Dal momento che l’origine della malattia può essere molto varia, è bene fare una diagnosi corretta per poi agire con la cura più opportuna. «Per numero di casi quella più frequente è la periartrite calcifica – analizza l’esperto – che si cura certamente con farmaci antinfiammatori e antidolorifici, ma è sempre fondamentale conoscerne l’origine e l’entità per tarare sul paziente la cura più adatta. Quando si è di fronte a dolori recidivanti dovuti a calcificazioni, allora è necessario attuare dei trattamenti mirati».
Per la corretta diagnosi viene effettuata inizialmente una ecografia che «permette di studiare la borsa, di identificare versamenti a livello delle guaine tendinee, un eccessivo quantitativo di liquido nella borsa sotto l’acromiale, e valutare la eventuale presenza di lesioni tendinee», aggiunge Peretti. Per meglio identificare eventuali calcificazioni si associa poi una radiografia. «Di solito si combinano i due esami per studiare lo spazio sopra la testa omerale – fa notare l’esperto – e quindi per una visione più completa dei rapporti tra le varie componenti ossee».
Si effettua invece una risonanza magnetica nucleare per valutare la presenza di edema osseo o di liquido in eccesso a livello delle diverse strutture, ma anche la qualità dei tessuti molli, come i muscoli o i tendini, o per riconoscere una patologia cronica, dove ad esempio parte del tessuto muscolare sia stato sostituito da tessuto adiposo. «In ogni caso è spesso necessario, non solo programmare una cura a base di antinfiammatori, ma anche inserire nel trattamento della patologia un adeguato programma di fisioterapia – puntualizza l’ortopedico -, fondamentale per mantenere il tono muscolare e per il progressivo recupero dell’elasticità della capsula articolare».

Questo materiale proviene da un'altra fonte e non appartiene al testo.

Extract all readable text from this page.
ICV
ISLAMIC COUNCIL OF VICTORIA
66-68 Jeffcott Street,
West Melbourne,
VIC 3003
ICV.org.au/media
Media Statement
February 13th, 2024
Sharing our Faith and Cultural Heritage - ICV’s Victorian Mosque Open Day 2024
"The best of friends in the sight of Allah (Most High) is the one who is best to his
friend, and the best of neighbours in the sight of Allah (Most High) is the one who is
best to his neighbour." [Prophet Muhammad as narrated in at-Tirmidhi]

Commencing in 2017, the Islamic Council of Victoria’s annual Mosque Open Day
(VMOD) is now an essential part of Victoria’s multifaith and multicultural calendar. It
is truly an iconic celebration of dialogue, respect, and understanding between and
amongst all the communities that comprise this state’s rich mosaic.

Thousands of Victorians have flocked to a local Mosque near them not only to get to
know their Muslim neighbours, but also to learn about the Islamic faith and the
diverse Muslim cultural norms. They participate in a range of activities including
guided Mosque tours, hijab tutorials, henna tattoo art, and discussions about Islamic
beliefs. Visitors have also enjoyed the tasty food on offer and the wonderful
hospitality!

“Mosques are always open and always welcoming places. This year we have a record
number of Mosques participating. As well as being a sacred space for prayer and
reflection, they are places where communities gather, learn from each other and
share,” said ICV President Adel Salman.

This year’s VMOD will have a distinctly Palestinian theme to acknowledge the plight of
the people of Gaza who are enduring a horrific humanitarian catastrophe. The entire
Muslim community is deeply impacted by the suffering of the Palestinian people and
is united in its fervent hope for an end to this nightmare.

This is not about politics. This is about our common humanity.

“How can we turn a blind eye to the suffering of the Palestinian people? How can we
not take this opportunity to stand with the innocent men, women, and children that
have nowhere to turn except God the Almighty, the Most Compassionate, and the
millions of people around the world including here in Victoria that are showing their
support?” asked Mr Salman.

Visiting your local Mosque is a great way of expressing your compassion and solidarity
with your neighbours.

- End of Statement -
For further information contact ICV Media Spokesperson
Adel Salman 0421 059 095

Tra le terapie più utilizzate, oltre agli antinfiammatori, ci sono trattamenti locali, come infiltrazioni, «che riducono il dolore e vanno ad agire anche sulle calcificazioni» dice lo specialista; oppure le onde d’urto o il trattamento chirurgico. Tra le terapie strumentali le più diffuse sono: tecarterapia, ultrasuoni e ionoforesi. «Di solito l’evoluzione è benigna – conclude Peretti – .Il dolore si risolve e l’infiammazione si spegne, ma si può sempre ripresentare a distanza di tempo, non è scontato, ma può succedere. Infatti, la fisioterapia e la terapia antinfiammatoria possono migliorare il quadro clinico, ma non necessariamente risolvere la presenza delle calcificazioni che devono essere trattate con tecniche strumentali o talvolta con la chirurgia».